Dr. David Burdette: The first tests that we are going to use to diagnose epilepsy are frankly quite straightforward. Your neurologist will obtain a history. They will learn about you, about your family history to see if maybe there’s a genetic reason why you may be predisposed to epilepsy. They will also do a physical examination to see if there are any clues there as to why these seizures may have occurred. Once this is done, then we’re going to use that information to guide what tests we want to obtain. Two of the most common tests are brain imaging studies, most likely an MRI scan. That gives us the best, most detailed picture of the brain.
But if for some reason you can’t have a brain MRI, then we’ll get a CAT scan, because we get a pretty good picture with a CAT scan as well. We will also, of course, get an EEG, electroencephalogram. We will look at the electrical activity of the brain that will help us both make the diagnosis and guide treatment. Ideally and frankly, about 63% of the time, that alone is going to be enough. We’ll make a good choice of medication, start you on it, and that or perhaps the second medication that you’re started on, you will do well.

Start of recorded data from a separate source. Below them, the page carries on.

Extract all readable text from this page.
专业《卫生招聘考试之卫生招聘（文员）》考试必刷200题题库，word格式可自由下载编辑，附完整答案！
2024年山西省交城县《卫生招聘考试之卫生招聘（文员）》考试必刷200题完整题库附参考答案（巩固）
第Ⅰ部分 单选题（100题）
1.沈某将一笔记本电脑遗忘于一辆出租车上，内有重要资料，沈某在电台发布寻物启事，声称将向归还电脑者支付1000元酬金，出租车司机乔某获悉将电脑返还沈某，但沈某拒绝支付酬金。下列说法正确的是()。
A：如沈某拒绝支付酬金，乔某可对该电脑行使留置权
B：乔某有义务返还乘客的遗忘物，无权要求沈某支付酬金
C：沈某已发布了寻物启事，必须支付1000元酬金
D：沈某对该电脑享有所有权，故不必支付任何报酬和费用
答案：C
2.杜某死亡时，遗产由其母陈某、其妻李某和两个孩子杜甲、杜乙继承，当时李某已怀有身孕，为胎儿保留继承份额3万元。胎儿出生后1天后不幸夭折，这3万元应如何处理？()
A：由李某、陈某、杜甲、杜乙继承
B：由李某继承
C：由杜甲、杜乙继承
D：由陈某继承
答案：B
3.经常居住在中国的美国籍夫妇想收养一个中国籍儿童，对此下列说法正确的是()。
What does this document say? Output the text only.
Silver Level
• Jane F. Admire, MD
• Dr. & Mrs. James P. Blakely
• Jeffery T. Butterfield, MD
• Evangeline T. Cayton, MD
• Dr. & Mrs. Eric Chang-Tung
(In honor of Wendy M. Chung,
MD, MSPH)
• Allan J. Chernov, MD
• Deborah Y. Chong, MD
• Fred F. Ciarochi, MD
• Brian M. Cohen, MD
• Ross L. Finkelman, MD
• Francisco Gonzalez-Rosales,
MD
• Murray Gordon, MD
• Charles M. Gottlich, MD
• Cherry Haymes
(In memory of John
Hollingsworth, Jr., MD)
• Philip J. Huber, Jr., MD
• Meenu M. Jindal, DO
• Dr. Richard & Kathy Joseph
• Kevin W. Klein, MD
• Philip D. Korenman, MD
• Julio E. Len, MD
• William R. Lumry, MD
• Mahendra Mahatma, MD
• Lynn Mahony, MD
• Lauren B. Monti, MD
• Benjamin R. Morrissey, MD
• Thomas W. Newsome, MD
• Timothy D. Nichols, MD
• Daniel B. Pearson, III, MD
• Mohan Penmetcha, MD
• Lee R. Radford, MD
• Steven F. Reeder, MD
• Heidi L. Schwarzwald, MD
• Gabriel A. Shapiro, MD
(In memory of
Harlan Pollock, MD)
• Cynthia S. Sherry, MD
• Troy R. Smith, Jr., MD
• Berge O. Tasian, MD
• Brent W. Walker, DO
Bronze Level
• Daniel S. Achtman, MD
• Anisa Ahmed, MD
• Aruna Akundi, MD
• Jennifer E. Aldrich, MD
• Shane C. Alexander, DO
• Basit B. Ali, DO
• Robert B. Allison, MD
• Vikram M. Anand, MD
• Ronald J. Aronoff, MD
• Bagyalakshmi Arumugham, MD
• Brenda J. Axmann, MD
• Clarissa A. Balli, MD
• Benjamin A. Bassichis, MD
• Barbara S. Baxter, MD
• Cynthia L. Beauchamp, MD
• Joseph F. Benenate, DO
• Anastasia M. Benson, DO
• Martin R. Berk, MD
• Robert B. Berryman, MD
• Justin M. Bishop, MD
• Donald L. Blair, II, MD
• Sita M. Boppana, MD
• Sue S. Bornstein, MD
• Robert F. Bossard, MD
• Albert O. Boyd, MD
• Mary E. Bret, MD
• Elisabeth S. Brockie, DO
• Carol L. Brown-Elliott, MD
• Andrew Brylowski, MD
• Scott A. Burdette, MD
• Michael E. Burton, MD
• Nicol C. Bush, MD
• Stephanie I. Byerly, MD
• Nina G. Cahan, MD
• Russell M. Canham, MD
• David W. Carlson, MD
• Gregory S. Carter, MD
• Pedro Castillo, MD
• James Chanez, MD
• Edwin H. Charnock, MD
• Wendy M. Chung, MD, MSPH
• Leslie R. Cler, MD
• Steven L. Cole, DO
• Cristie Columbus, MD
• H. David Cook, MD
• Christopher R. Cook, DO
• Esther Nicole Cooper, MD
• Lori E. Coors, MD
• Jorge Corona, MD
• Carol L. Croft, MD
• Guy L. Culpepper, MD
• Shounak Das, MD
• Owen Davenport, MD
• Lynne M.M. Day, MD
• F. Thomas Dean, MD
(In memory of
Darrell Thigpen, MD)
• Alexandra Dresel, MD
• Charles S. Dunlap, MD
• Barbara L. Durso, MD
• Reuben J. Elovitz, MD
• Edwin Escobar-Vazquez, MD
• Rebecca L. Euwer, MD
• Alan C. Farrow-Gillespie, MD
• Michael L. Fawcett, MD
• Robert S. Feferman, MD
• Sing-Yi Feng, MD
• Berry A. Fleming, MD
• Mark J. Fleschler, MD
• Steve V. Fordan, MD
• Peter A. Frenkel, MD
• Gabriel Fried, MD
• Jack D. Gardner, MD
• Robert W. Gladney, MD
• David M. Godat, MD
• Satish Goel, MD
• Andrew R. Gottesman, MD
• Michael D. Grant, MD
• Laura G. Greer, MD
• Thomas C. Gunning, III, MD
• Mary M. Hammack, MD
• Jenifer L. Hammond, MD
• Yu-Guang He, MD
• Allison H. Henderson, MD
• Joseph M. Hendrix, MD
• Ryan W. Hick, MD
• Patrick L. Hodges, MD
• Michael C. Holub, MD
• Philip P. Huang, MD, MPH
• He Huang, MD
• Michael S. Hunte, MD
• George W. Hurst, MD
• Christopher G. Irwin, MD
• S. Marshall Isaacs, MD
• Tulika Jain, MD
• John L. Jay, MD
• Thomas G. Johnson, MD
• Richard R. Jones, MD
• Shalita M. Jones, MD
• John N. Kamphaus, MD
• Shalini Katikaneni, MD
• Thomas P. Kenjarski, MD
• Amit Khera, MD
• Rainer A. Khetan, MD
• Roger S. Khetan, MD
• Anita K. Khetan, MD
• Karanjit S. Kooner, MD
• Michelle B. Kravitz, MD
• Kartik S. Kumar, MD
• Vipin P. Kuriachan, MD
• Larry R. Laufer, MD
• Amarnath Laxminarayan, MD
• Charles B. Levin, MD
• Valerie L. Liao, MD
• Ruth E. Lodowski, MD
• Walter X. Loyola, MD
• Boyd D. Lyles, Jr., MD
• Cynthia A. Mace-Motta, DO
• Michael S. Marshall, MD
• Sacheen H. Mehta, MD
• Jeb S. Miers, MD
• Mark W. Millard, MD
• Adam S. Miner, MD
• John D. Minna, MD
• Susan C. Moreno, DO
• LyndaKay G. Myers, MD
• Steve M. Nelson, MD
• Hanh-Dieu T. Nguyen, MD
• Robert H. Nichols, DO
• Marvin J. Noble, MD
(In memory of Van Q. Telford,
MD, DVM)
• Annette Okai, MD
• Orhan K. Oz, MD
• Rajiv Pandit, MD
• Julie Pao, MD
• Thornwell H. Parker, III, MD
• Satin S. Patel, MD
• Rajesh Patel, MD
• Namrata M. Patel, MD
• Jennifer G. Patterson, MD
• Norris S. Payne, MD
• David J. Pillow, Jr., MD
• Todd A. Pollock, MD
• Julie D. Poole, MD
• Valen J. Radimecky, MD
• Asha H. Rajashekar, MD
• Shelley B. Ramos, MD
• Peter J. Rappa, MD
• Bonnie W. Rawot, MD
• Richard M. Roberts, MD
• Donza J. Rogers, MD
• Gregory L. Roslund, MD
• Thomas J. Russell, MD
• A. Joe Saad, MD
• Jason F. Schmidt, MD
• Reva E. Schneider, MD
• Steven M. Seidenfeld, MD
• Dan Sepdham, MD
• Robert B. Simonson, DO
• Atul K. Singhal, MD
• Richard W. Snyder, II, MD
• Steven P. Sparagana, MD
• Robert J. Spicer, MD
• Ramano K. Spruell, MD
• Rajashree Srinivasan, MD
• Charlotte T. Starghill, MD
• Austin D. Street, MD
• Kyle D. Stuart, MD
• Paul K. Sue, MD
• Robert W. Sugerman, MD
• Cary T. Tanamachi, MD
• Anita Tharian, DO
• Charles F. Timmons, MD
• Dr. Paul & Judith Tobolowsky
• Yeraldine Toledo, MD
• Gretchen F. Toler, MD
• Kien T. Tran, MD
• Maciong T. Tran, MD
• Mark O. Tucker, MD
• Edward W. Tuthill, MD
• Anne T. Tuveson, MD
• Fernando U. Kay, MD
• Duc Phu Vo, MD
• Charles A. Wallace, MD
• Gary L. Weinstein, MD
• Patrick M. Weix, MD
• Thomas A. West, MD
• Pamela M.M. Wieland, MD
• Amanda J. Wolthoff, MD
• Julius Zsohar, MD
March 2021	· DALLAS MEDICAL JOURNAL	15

If, however, your seizures are more difficult to control, then we will want to get more testing. We don’t always get this, but this includes an MEG. Remember an EEG, electroencephalogram? This is a magnetoencephalography. A little more detailed, a little more difficult test. We will get a PET scan, a SPECT scan, and a variety of tests to determine are you a candidate for epilepsy surgery?
QUESTION: What is the difference between a seizure type and an epilepsy syndrome?
Dr. David Burdette: Seizure types are, as we have discussed, determined by the part or parts of the brain that are involved in the seizure, but this is just one minute part of the puzzle.
The bigger picture is the entire individual. And within epilepsy, we can group many epilepsies into what we would call a syndrome. And this syndrome has specific seizures, maybe even multiple types of seizures that occur associated with it. It has specific findings on EEG. And in our increasingly genetically aware world, there may well be a genetic marker for this. So if we can put all of this together, then your epileptologist can come up with a better way of treating your epilepsy, not just the seizures, but the entire person.
Let me throw an example. Dravet syndrome, a genetic disorder that affects a subtype of sodium channels. Our brain works by electricity and sodium channels play a role in the generation of electricity. These individuals have very difficult to control seizures of multiple types. At least one of those types, a prominent type, are convulsive, bilateral tonic-clonic seizures. We have a bunch, a plethora of medications that work for bilateral tonic-clonic seizures. Some of those medications work at the sodium channel.
Turns out with Dravet syndrome, it’s a bad idea. We do not use most of our typical sodium channel modulators in that setting because they can make things worse. Ultimately, the syndrome is going to affect the overall treatment.